La Question de Démarches Synodales diocésaines est essentielle Quelle Paroisse a t’elle interrogé Anonymement son 1er Cercle de Paroissiens habituels et son 2nd cercles Paroissiens Ponctuels,Occasionnels ? AUCUNE On a entendu que le Groupe habituel dont beaucoup de Femmes, souvent au même profil, frustrées de ne pouvoir être Consacrees Prêtres ou Diacres Pour autant aucune ne fait la démarche de devenir Oblates d’un tiers ordre .
Ces Synodes n’ont souvent qu’un but Officialiser des Déviances, Lever des interdits qui ne sont souvent plus respectés .
Le Pape n’est pas seul en cause Très certainement il y a lieu de mettre en cause un Groupe autour de lui dont sans doute la mouvance activiste Jésuite
Le jour où l’on se décidera à enquêter sur l’appartenance du clergé à la franc-maçonnerie et que l’on appliquera le droit canon d’avant 1988, toutes ces questions n’auront plus lieu d’être et l’Eglise redeviendra l’Eglise du Christ.
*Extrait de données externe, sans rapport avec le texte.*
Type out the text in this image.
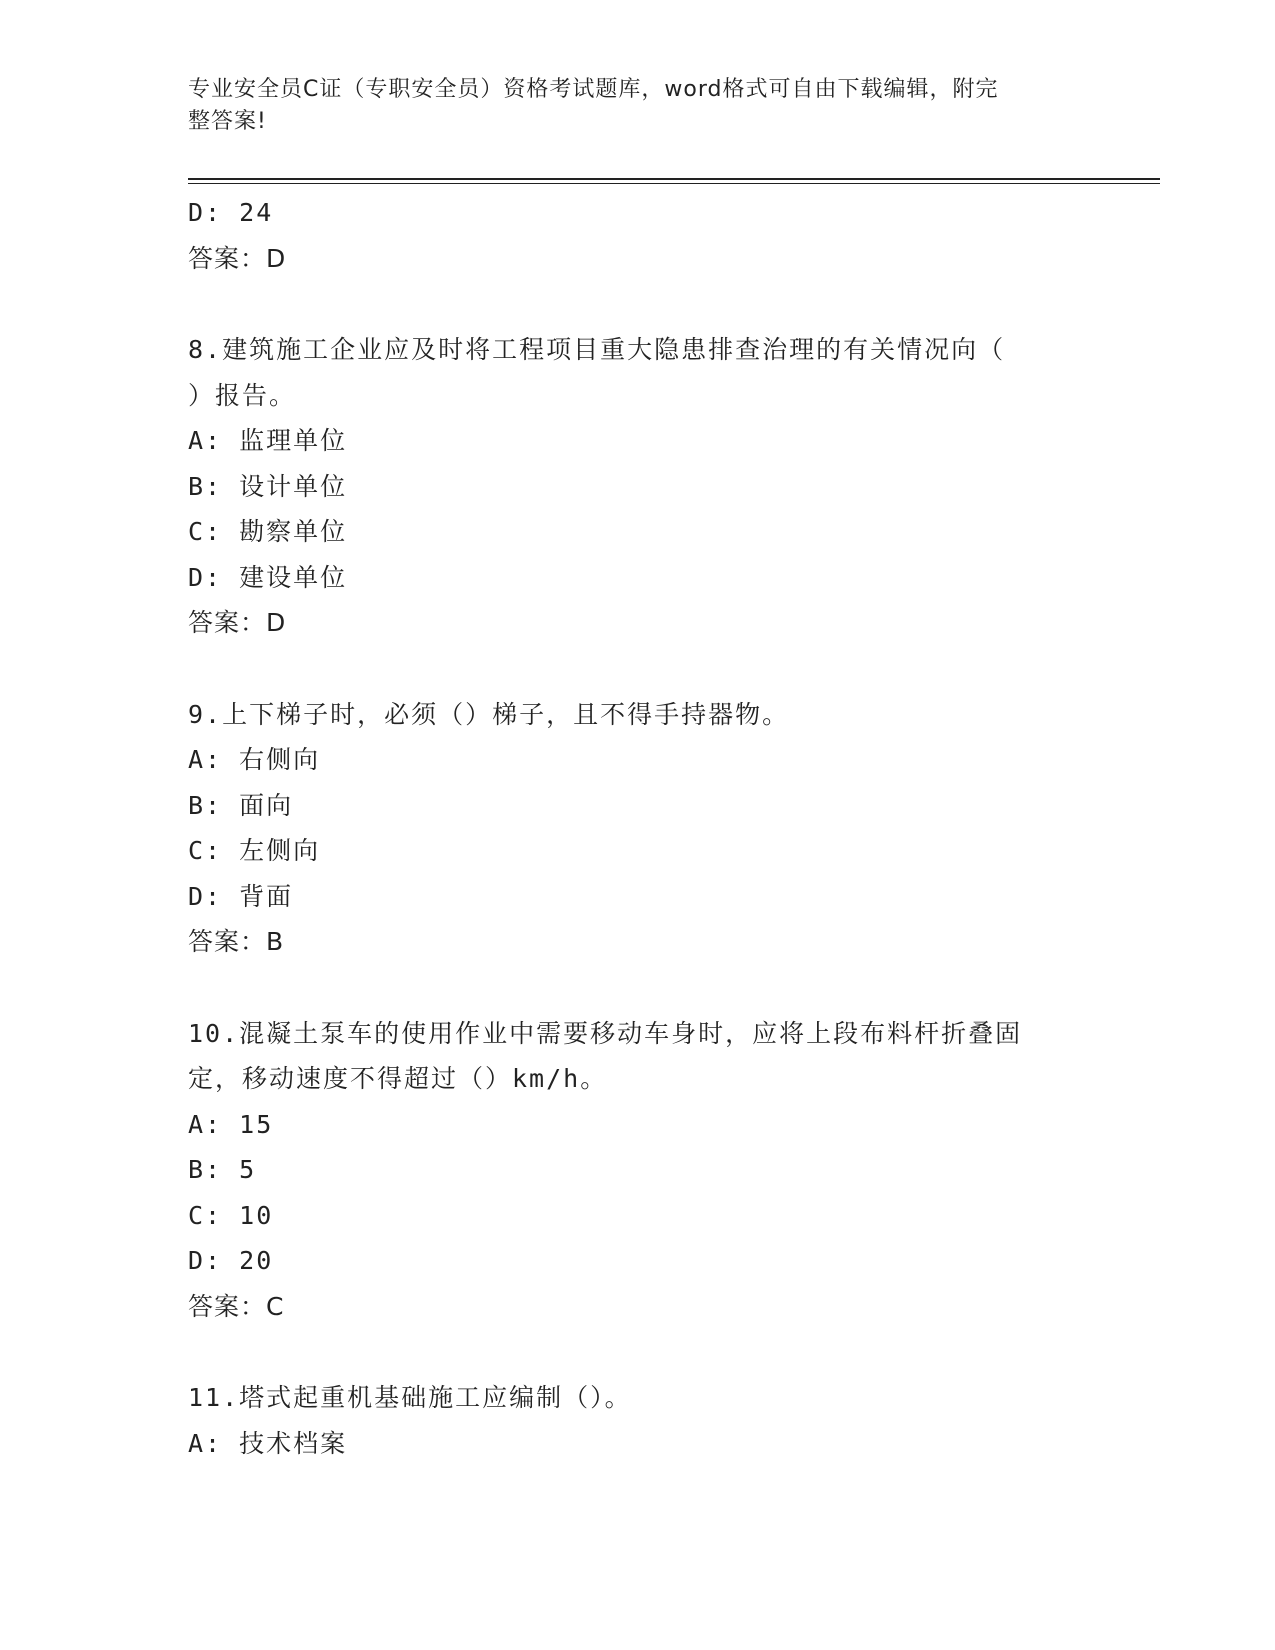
专业安全员C证（专职安全员）资格考试题库，word格式可自由下载编辑，附完
整答案!
D: 24
答案：D
8.建筑施工企业应及时将工程项目重大隐患排查治理的有关情况向（
）报告。
A: 监理单位
B: 设计单位
C: 勘察单位
D: 建设单位
答案：D
9.上下梯子时，必须（）梯子，且不得手持器物。
A: 右侧向
B: 面向
C: 左侧向
D: 背面
答案：B
10.混凝土泵车的使用作业中需要移动车身时，应将上段布料杆折叠固
定，移动速度不得超过（）km/h。
A: 15
B: 5
C: 10
D: 20
答案：C
11.塔式起重机基础施工应编制（）。
A: 技术档案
Fidèle de la messe selon la forme post conciliaire, je dois reconnaitre n’avoir jamais eu de crise d’urticaire en assistant à une messe selon la la forme tridentine, je ne peux en dire autant des nombreuses messes conciliaires où j’ai pu compter sur les doigts d’une main les paroles de l’ordinaire de la messe qui avaient été prononcés correctement (Cela se réduisait parfois aux seules paroles de la consécration et au Notre Père, ce dernier étant chanté sur un air joyeux qui donne plus envie de danser plus que de prier, alors qu’on y demande le pardon des pêchés et la protection contre la tentation et le mal. Le crédo était parfois remplacé par un affligeant “je crois en dieu qui chante et qui fait chanter la vie” où notre rédemption par la mort et la résurection du Christ était absente et avec un triste paradoxe : les paroles joyeuses du refrain chanté sur un air ce terminant en triste decrescendo. Une seule réforme me parait pertinente dans le missel de Paul VI , mais elle est de taille : le nouveau propre du jour qui nous permet d’entendre la quasi totalité des quatre évangile, 70% du nouveau testament et 30 % de l’ancien. Ce sont les seules parties de la bible que je connais hormis de rare lecture personnelle. Une célébration digne et conforme à la Tradition est possible en utilisant le missel de Paul VI, mais seulement sous condition de s’abstenir de l’excès de liberté par trop permis par des normes devenus trop laxistes et imprécises. Il est incompréhensible de permettre n’importe quoi sauf ce qui était obligatoire jusqu’en 1965.